Technology is great, but it's apps and services that make the money. With the mobile industry firmly locked on to their 4G roadmaps, Wireless Asia looks at the top technology trends that will impact how cellcos approach the content side of the business (NOTE: Mileage may vary depending on the economic winds of change in your market)
Cloud computing goes mobile
The idea of cloud computing in the IT world has been around for ages, but now that smartphones - notably the iPhone and the Android-based G1 - are both driving mobile internet usage and creating easily accessible warehouses for users to get purpose-built apps for all kinds of things, the concept of computing in the cloud is gaining traction in the mobile sector.
For the uninitiated, 'cloud computing' (and related terms like virtualization and software-as-a-service) essentially lets the network, rather than a PC, laptop or handset, run a given app and do the heavy lifting in terms of the computer processing. Result: mobile users can use hundreds of apps without worrying about disk space, and can free up processing power, which can also extend battery life.
This is already happening at various levels, from basic things like BlackBerry Enterprise Server to mobile versions of virtual-reality sites like World of Warcraft. Meanwhile, vendors are looking at how to optimize the handset for the cloud. Companies like VMware and Wind River are promoting 'hypervisors' for ARM-powered devices that essentially divide the handset into two separate OSs running on their own chips - one for system-specific software, and the other for user apps.
Another idea - which assumes that mobile cloud computing will be client-based - could be to turn the SIM card into a client. Ajit Jaokar, founder and CEO of publishing company Futuretext, said at a recent SIM summit in Hong Kong that the OMA's Smart Card Web server for SIMs could serve as a cloud client, as it has all the features you'd need for one: complete Web server, a gigabyte of memory, browser-based apps development environment, offline web apps support, access to device APIs and a trusted ecosystem. Even better, it brings cellcos into the device/browser evolution loop and gives them a new value-add opportunity.
Your very own apps stores
Now that Apple's Apps Store has proven a hit with both iPhone users and - more importantly - apps developers, other players are scrambling to build their own.

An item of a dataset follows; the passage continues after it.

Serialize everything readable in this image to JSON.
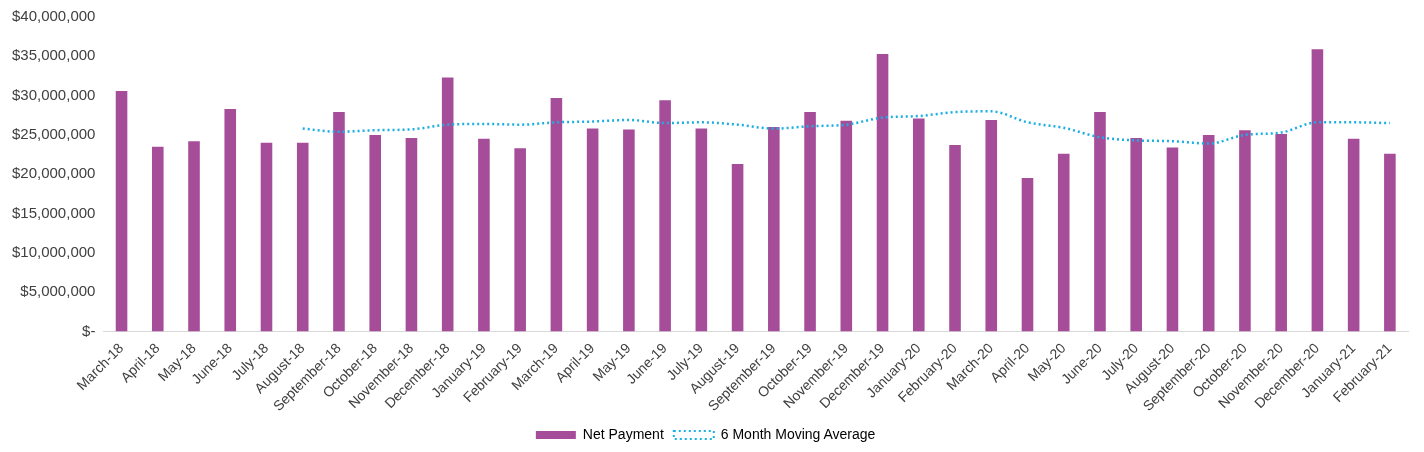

The forces behind Android have created the Android Market, and RIM now has a BlackBerry Store. Microsoft is rumored to be doing likewise with something called 'Skymarket' that could see the light of day in 2009.

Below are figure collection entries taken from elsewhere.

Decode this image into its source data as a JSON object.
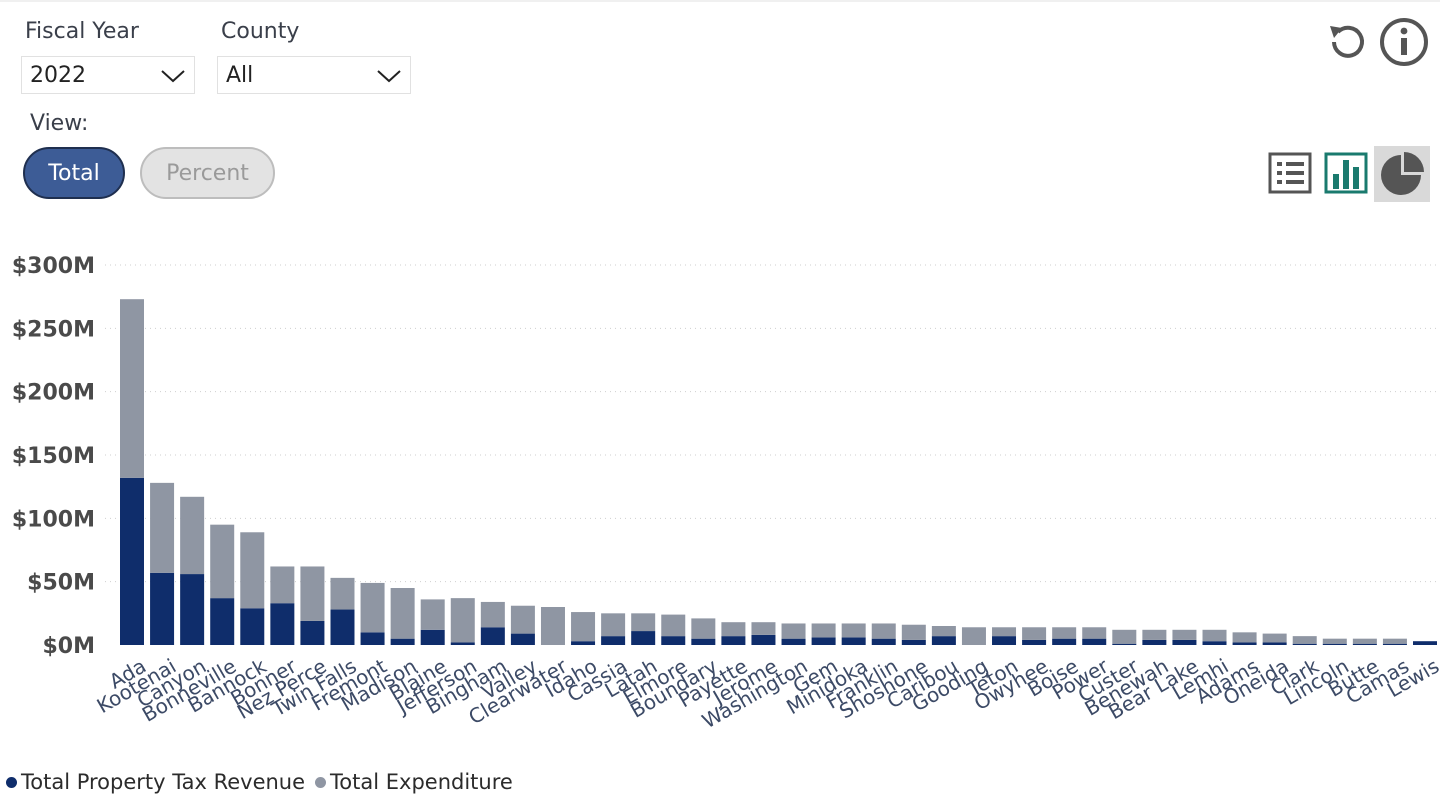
{
  "filters": {
    "fiscal_year_label": "Fiscal Year",
    "fiscal_year_value": "2022",
    "county_label": "County",
    "county_value": "All"
  },
  "view": {
    "label": "View:",
    "total_label": "Total",
    "percent_label": "Percent",
    "selected": "Total"
  },
  "icons": {
    "reset": "reset-icon",
    "info": "info-icon",
    "table_view": "list-view-icon",
    "bar_view": "bar-chart-icon",
    "pie_view": "pie-chart-icon"
  },
  "colors": {
    "revenue": "#0f2d6b",
    "expenditure": "#8f96a3",
    "accent_button": "#3d5c96",
    "bar_icon": "#1a7a6e",
    "icon_gray": "#555555"
  },
  "chart_data": {
    "type": "bar",
    "stacked": true,
    "grid": true,
    "legend_position": "bottom-left",
    "ylim": [
      0,
      300
    ],
    "yticks": [
      0,
      50,
      100,
      150,
      200,
      250,
      300
    ],
    "ytick_labels": [
      "$0M",
      "$50M",
      "$100M",
      "$150M",
      "$200M",
      "$250M",
      "$300M"
    ],
    "categories": [
      "Ada",
      "Kootenai",
      "Canyon",
      "Bonneville",
      "Bannock",
      "Bonner",
      "Nez Perce",
      "Twin Falls",
      "Fremont",
      "Madison",
      "Blaine",
      "Jefferson",
      "Bingham",
      "Valley",
      "Clearwater",
      "Idaho",
      "Cassia",
      "Latah",
      "Elmore",
      "Boundary",
      "Payette",
      "Jerome",
      "Washington",
      "Gem",
      "Minidoka",
      "Franklin",
      "Shoshone",
      "Caribou",
      "Gooding",
      "Teton",
      "Owyhee",
      "Boise",
      "Power",
      "Custer",
      "Benewah",
      "Bear Lake",
      "Lemhi",
      "Adams",
      "Oneida",
      "Clark",
      "Lincoln",
      "Butte",
      "Camas",
      "Lewis"
    ],
    "series": [
      {
        "name": "Total Property Tax Revenue",
        "color": "#0f2d6b",
        "values": [
          132,
          57,
          56,
          37,
          29,
          33,
          19,
          28,
          10,
          5,
          12,
          2,
          14,
          9,
          0,
          3,
          7,
          11,
          7,
          5,
          7,
          8,
          5,
          6,
          6,
          5,
          4,
          7,
          0,
          7,
          4,
          5,
          5,
          1,
          4,
          4,
          3,
          2,
          2,
          1,
          1,
          1,
          1,
          3
        ]
      },
      {
        "name": "Total Expenditure",
        "color": "#8f96a3",
        "values": [
          141,
          71,
          61,
          58,
          60,
          29,
          43,
          25,
          39,
          40,
          24,
          35,
          20,
          22,
          30,
          23,
          18,
          14,
          17,
          16,
          11,
          10,
          12,
          11,
          11,
          12,
          12,
          8,
          14,
          7,
          10,
          9,
          9,
          11,
          8,
          8,
          9,
          8,
          7,
          6,
          4,
          4,
          4,
          0
        ]
      }
    ]
  }
}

Meanwhile, some operators are making their own moves. T-Mobile in the US and O2 in the UK have already announced plans to create and launch apps stores. In essence, it's all about establishing a firm, and branded, foothold in the mobile apps value chain. Both T-Mobile and O2 have said they want a platform to allow developers to create trial and monitor apps for handsets they carry, and give them a place to sell them. Interestingly, O2 is an iPhone retailer as well, while T-Mobile of course has the Android G1 handset - but both want more of their handsets to benefit from an apps-store concept.
Adobe wants the same thing, and will spend a lot of time next year pushing the mobile version of its Air platform that, purportedly, will give handsets a more common platform for apps that Adobe's Flash Lite hasn't quite achieved.